T-lymphocyte CREB as a potential biomarker of response to antidepressant drugs

• Published in: The international journal of neuropsychopharmacology Vol. 16; no. 5; pp. 967 - 974
• Main Authors: Lim, Shinn-Won, Kim, Seonwoo, Carroll, Bernard J., Kim, Doh Kwan
• Format: Journal Article
• Language: English
• Published: Cambridge, UK Cambridge University Press 01.06.2013; Oxford University Press
• Subjects: Aged; Aged, 80 and over; Antidepressants; Antidepressive Agents - pharmacology; Antidepressive Agents - therapeutic use; Biomarkers; CD3 Complex - metabolism; Cyclic AMP; Cyclic AMP Response Element-Binding Protein - metabolism; Depressive Disorder, Major - drug therapy; Depressive Disorder, Major - pathology; Female; Humans; Male; Middle Aged; Psychiatric Status Rating Scales; ROC Curve; Serotonin Uptake Inhibitors - pharmacology; T-Lymphocytes - drug effects; T-Lymphocytes - metabolism; Antidepressant; CREB; peripheral lymphocyte; depression; biomarker
• ISSN: 1461-1457; 1469-5111; 1469-5111
• DOI: 10.1017/S1461145712001125

Response to drug treatment of major depression is variable and biomarkers of response are needed.

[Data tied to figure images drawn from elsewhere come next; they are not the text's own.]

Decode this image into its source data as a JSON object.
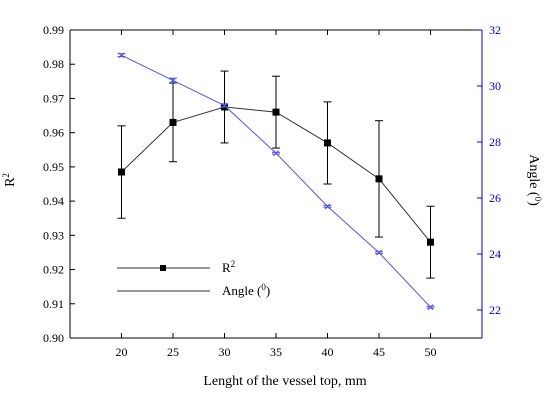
{
  "chart_data": {
    "type": "line",
    "x": [
      20,
      25,
      30,
      35,
      40,
      45,
      50
    ],
    "xlabel": "Lenght of the vessel top, mm",
    "xlim": [
      15,
      55
    ],
    "xticks": [
      20,
      25,
      30,
      35,
      40,
      45,
      50
    ],
    "left_axis": {
      "label_base": "R",
      "label_sup": "2",
      "ylim": [
        0.9,
        0.99
      ],
      "ticks": [
        "0.90",
        "0.91",
        "0.92",
        "0.93",
        "0.94",
        "0.95",
        "0.96",
        "0.97",
        "0.98",
        "0.99"
      ]
    },
    "right_axis": {
      "label_base": "Angle (",
      "label_sup": "0",
      "label_end": ")",
      "ylim": [
        21,
        32
      ],
      "ticks": [
        "22",
        "24",
        "26",
        "28",
        "30",
        "32"
      ],
      "color": "#0000cc"
    },
    "series": [
      {
        "name": "R",
        "name_sup": "2",
        "axis": "left",
        "color": "#333333",
        "marker": "square",
        "values": [
          0.9485,
          0.963,
          0.9675,
          0.966,
          0.957,
          0.9465,
          0.928
        ],
        "err": [
          0.0135,
          0.0115,
          0.0105,
          0.0105,
          0.012,
          0.017,
          0.0105
        ]
      },
      {
        "name": "Angle (",
        "name_sup": "0",
        "name_end": ")",
        "axis": "right",
        "color": "#5555dd",
        "marker": "cross",
        "values": [
          31.1,
          30.2,
          29.3,
          27.6,
          25.7,
          24.05,
          22.1
        ],
        "err": [
          0.05,
          0.08,
          0.05,
          0.03,
          0.03,
          0.03,
          0.03
        ]
      }
    ],
    "legend": "bottom-left",
    "grid": false
  }
}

Cyclic AMP response element binding protein (CREB) is considered a key mediator of antidepressant drug effect. We studied CREB in T-lymphocytes as a potential predictor of response to a selective serotonin reuptake inhibitor (SSRI) in 69 Korean depressed patients. We determined total CREB (tCREB), phosphorylated CREB (pCREB) and CRE-DNA binding using immunoblot and electrophoretic mobility shift assays, at baseline and after 6 wk treatment. Thirty-four healthy controls were also studied. The rate of response was 36 of 69 cases (52%). Baseline levels of tCREB and pCREB were lower in the total depressed group compared to controls (p = 0.044 and p<0.001, respectively). Baseline tCREB values in responders were significantly reduced in comparison to non-responders and to controls. After 6 wk treatment, median values of change of all CREB measures were greater in responders (36) than in non-responders (33; p<0.001 for tCREB, p = 0.003 for pCREB, and p=0.072 for CRE-DNA binding). Similar but less robust changes in CREB variables distinguished remitters from non-remitters. The optimum value of baseline tCREB predicted response with a positive predicted value of 0.778 [21/27; 95% confidence intervals (CI) 0.621–0.935], negative predictive value of 0.643 (27/42; 95% CI 0.498–0.788) and accuracy of 0.695 (48/69; 95% CI 0.586–0.804). Patients with low baseline tCREB had a significantly greater rate of response (78%) than patients with high baseline tCREB (36%), p < 0.001. Moreover, the greatest changes in tCREB with treatment were observed in subjects who did respond. This preliminary study suggests that T-lymphocytic CREB biomarkers are reduced in depressed patients and may assist in the prediction of response to SSRI drugs in depression.